Im laufenden Kindergartenjahr ist die Gemeinde auf die Betreuung durch Tagespflegepersonen angewiesen, da die Nachfrage nach Plätzen für unter dreijährige Kinder sehr hoch war und in den Kindergärten nur eine sehr begrenzte Anzahl von Plätzen in der Krippe angeboten werden konnte. Derzeit werden zwölf Kinder mit Wohnsitz in Großaitingen von Tagespflegepersonen betreut. Um dies auch in Zukunft zu gewährleisten, beschloss der Rat einstimmig, die Förderung auch auf auswärtig tätige Tagesmütter auszuweiten. Bei 15 Kindern liegen die prognostizierten Kosten bei etwa 9000 Euro im Jahr. Je nach Buchungszeit würde das Defizit für einen Krippenplatz zwischen 6000 und 15.600 Euro jährlich betragen. Im Haushalt 2020 ist von September bis Dezember ein Ansatz von 5000 Euro eingeplant.
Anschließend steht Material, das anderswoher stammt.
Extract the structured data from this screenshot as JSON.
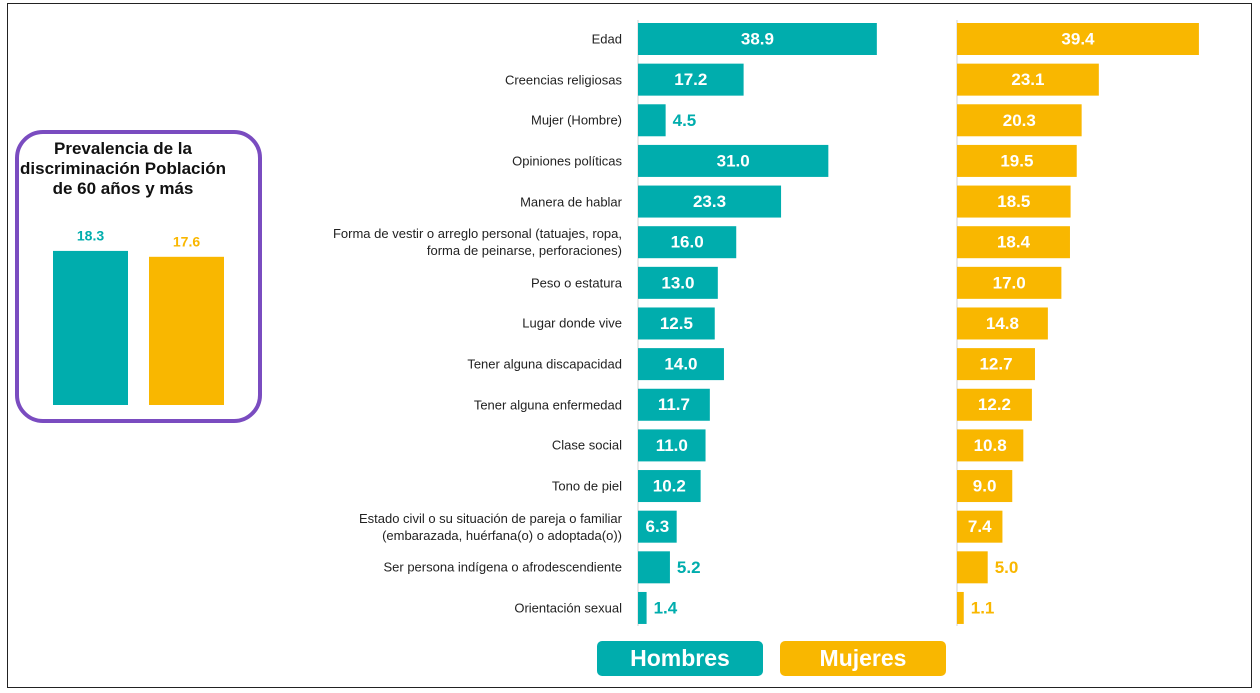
{
  "chart_data": [
    {
      "type": "bar",
      "orientation": "horizontal",
      "categories": [
        "Edad",
        "Creencias religiosas",
        "Mujer (Hombre)",
        "Opiniones políticas",
        "Manera de hablar",
        "Forma de vestir o arreglo personal (tatuajes, ropa,\nforma de peinarse, perforaciones)",
        "Peso o estatura",
        "Lugar donde vive",
        "Tener alguna discapacidad",
        "Tener alguna enfermedad",
        "Clase social",
        "Tono de piel",
        "Estado civil o su situación de pareja o familiar\n(embarazada, huérfana(o) o adoptada(o))",
        "Ser persona indígena o afrodescendiente",
        "Orientación sexual"
      ],
      "xlim": [
        0,
        40
      ],
      "series": [
        {
          "name": "Hombres",
          "color": "#00adad",
          "values": [
            38.9,
            17.2,
            4.5,
            31.0,
            23.3,
            16.0,
            13.0,
            12.5,
            14.0,
            11.7,
            11.0,
            10.2,
            6.3,
            5.2,
            1.4
          ],
          "value_labels": [
            "38.9",
            "17.2",
            "4.5",
            "31.0",
            "23.3",
            "16.0",
            "13.0",
            "12.5",
            "14.0",
            "11.7",
            "11.0",
            "10.2",
            "6.3",
            "5.2",
            "1.4"
          ]
        },
        {
          "name": "Mujeres",
          "color": "#f9b700",
          "values": [
            39.4,
            23.1,
            20.3,
            19.5,
            18.5,
            18.4,
            17.0,
            14.8,
            12.7,
            12.2,
            10.8,
            9.0,
            7.4,
            5.0,
            1.1
          ],
          "value_labels": [
            "39.4",
            "23.1",
            "20.3",
            "19.5",
            "18.5",
            "18.4",
            "17.0",
            "14.8",
            "12.7",
            "12.2",
            "10.8",
            "9.0",
            "7.4",
            "5.0",
            "1.1"
          ]
        }
      ]
    },
    {
      "type": "bar",
      "title": "Prevalencia de la discriminación Población de 60 años y más",
      "ylim": [
        0,
        25
      ],
      "values": [
        18.3,
        17.6
      ],
      "colors": [
        "#00adad",
        "#f9b700"
      ]
    }
  ]
}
Hohes Darlehen für die Singoldschützen

Der Gemeinderat billigte in der jüngsten Sitzung den überarbeiteten Planungsentwurf des Büros Moschner und Ölschläger zur erneuten öffentlichen Auslegung. Das Baugebiet wird durch eine Stichstraße mit dem Sigerathweg verbunden, die erschließende Ringstraße wird eine Einbahnstraße. Der Bebauungsplan kann im beschleunigten Verfahren verwirklicht werden. Es gab noch eine weitere Entscheidung: Die Singoldschützen Großaitingen erhalten von der Gemeinde für die geplanten Baumaßnahmen ein zinsloses Darlehen in Höhe von 200.000 Euro mit einer Laufzeit von zwei Jahren.

Verwaltung arbeitet regulär weiter

Abschließend erläuterte Bürgermeister Erwin Goßner die momentane Situation aufgrund der steigenden Covid-19-Infektionen. In der Verwaltung habe sich noch nichts geändert. Der Parteiverkehr erfolgt nach wie vor regulär zu den üblichen Zeiten, für längere Gespräche wird eine Terminvereinbarung empfohlen. Die Verwaltung arbeitet in voller Personalstärke und ohne Schichtbetrieb. Die Liegenschaften der Gemeinde könnten die Vereine und Organisationen mit ihren selbst auferlegten Hygienevorschriften weiterhin nutzen, versprach Goßner unter der Einschränkung: „Sollte der Landkreis seine Sporthallen schließen, wird dies die Gemeinde Großaitingen ebenfalls tun. Es soll hier kein Sonderweg beschritten werden.“ Kindertagesstätten, Schulen und die Offene Ganztagesschule erhielten ihre Anweisungen und Empfehlungen direkt von den zuständigen Ministerien und handelten dementsprechend eigenverantwortlich, stellte Goßner fest.